Rick and Morty Season 3 Review: The Schezwanining Installment 1

Zach Rainey, Entertainment Editor



Rick and Morty has finally hit the mainstream, and as a longtime watcher and fan, it feels good to see it finally get such immense recognition (not all necessarily good) and praise. With this in mind, a show filled with such nihilistic, graphic, cleverly brutal humor and a quest for Schezwan Sauce feels fitting to review in a high school newspaper, so let’s go!

Rick and Morty Season 1 set the stage and setting for this animated series through its interesting settings, themes, and dark humor; Season 2 began building on this base by dabbling in developing and exploring the characters and their experiences with the obscurity and antics Rick and the uncaring multiverse as a whole throw at them. Season 3 takes Season 2’s development and ran with it further, incorporating experimentation with more ‘arc’ like storytelling instead of the pure, more episodic format commonly used. Season 3 injected itself with even more dark and crazy humor than we expected from the show. But perhaps most importantly, the show goes deep into just how controlling, sad, and nihilistic Rick is and how his influence and actions are truly affecting his family and, not surprisingly, the multiverse as a whole.

The season blasted off with a universally praised and loved first episode, “The Rickshank Redemption.” This episode completely inverted the season 2 finale and shot it in the head with Rick framing this entire selfless act as a massive Machiavellian scheme where he is able to destroy the Galactic Federation (after years of fighting them and the death of his best friend, Birdperson and overall being the major deterrent to his almost godlike brilliance and shenanigans in the universe) and doing severe damage to the council of Ricks. The council represents everything he stands against.

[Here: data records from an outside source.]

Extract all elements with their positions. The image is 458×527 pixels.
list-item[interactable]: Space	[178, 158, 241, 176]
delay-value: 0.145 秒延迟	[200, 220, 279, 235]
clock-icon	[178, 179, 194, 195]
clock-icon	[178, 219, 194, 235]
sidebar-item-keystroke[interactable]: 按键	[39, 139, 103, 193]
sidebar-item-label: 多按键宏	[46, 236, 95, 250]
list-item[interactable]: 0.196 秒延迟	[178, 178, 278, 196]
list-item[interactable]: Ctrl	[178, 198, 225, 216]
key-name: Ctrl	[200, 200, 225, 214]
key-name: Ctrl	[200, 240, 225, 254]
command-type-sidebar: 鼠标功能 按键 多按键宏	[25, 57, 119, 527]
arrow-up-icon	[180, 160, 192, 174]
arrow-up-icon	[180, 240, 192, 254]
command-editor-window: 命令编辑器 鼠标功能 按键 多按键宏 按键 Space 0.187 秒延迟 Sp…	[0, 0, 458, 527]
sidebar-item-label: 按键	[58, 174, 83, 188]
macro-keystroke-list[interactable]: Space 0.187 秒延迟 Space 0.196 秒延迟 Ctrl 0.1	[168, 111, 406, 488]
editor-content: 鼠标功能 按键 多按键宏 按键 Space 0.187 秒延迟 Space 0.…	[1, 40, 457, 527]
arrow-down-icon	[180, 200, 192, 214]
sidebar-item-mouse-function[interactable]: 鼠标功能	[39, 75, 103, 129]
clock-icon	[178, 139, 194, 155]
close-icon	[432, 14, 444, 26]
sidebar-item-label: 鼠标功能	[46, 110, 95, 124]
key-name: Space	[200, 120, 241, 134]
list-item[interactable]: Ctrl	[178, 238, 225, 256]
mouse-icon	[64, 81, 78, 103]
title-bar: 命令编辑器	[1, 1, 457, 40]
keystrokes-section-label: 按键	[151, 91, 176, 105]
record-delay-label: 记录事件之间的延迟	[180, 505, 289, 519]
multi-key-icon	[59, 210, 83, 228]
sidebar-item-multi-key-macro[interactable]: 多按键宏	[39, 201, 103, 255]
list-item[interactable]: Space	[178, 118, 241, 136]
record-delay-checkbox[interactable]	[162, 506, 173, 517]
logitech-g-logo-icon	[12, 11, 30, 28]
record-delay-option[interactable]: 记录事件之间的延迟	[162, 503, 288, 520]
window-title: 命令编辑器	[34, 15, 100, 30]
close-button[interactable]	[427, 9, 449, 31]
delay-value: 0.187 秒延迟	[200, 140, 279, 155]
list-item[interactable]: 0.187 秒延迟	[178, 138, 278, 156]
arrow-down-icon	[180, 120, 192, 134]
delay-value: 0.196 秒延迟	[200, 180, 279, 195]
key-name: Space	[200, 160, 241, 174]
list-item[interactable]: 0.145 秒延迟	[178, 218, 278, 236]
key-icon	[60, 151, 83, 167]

This culminated in Rick pushing Jerry out of the family when Beth was presented with either Jerry or him, essentially giving him control of the family and effectively becoming the master of every universe he could visit. There was no Jerry to call him out on using Morty for his work and adventures. There is no longer a Galactic Federation to prevent him from doing, stealing, destroying, killing who or whatever he wants in the galaxy and settling the score between them and avenging Birdperson and his allies.

There is much less opposition from the other Ricks if he does something particularly bad in a multiversal sense and becoming (at least for now) a non-threat. Ultimately, this results in Rick winning and gaining control and/or payback against every major force that has ever wronged or has not been a convenience to him and gotten him one step closer to the Schezwan Sauce.